この調子で最後にスッポンの話まで書いて、
―なんかこれじゃあ終われないな。そうだ。こう言う人間は将来何になりたいのかを書くのはどうか?オマエは漁師になるのか料理人になるのか?
「いいえボクが目指すのはキックボクサーです」
―キックボクサー!? なんで・・・?
「ボクの父の周りには格闘家の友人が多くいて、この人たちは皆大の釣り好きなんです」
―なんで格闘家が釣りを趣味にするのか?
「それは格闘技は動きっぱなしの動ですが、釣りは魚がかかるまで静の時間があるからだと思われます」
―それがキミの将来にどうして結びつくのかどうだかわからないが、なかなかオモロい意見だ。ではそれを書け。

こうして出来上がった作文はめちゃめちゃ面白いものになった。何せネタ=体験が良いのである。考える必要がなく、言葉が飛び出してくる。
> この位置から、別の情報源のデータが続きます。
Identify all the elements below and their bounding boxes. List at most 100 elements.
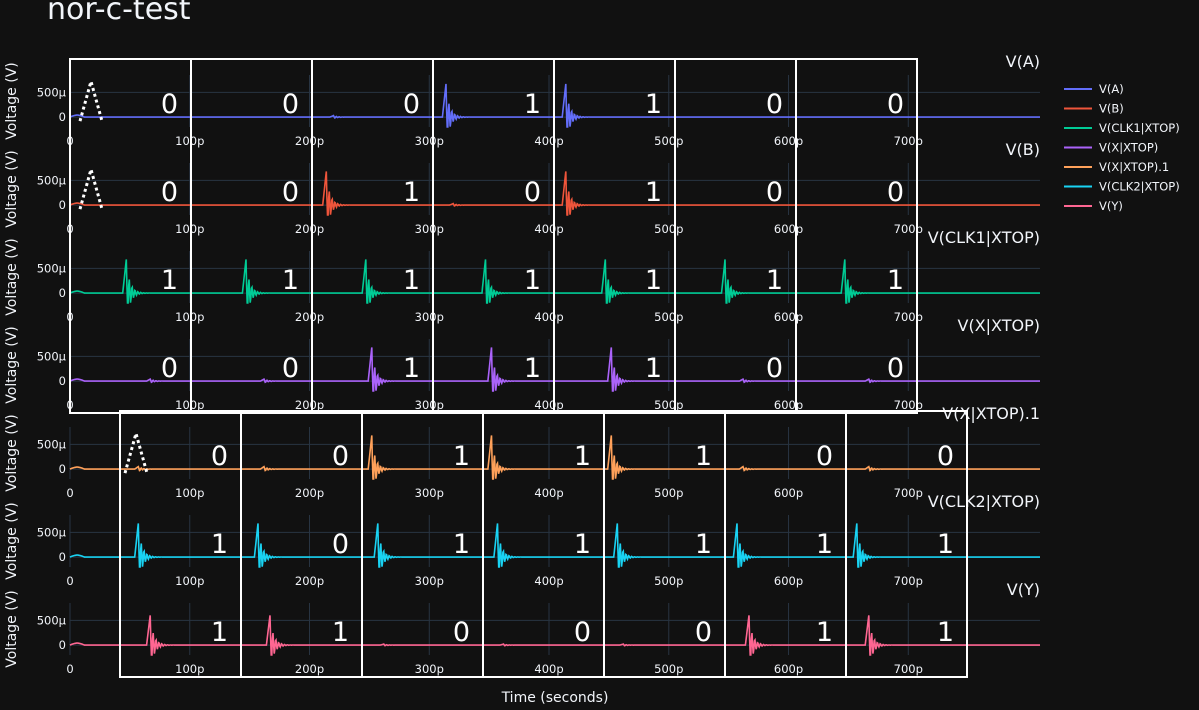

親を含め読んだ人みんなが感心したが、一番満足したのは本人だった。
カタカムナ音読があれば、テーマを決めて、観念抽出ダイアローグして、それを抽象構成すれば誰でも自分で良い作文が書けるようになる。
でもモクズガニやライギョが食べられるようにはならない。そこには個人の「体験」がある。体験こそが知恵の元である。そしてその体験の元は好奇心である。つまり、自らの好奇心に基づく体験を躊躇なく行う環境を与えることが、子どもにとって最良の教育環境設定となることになろうか。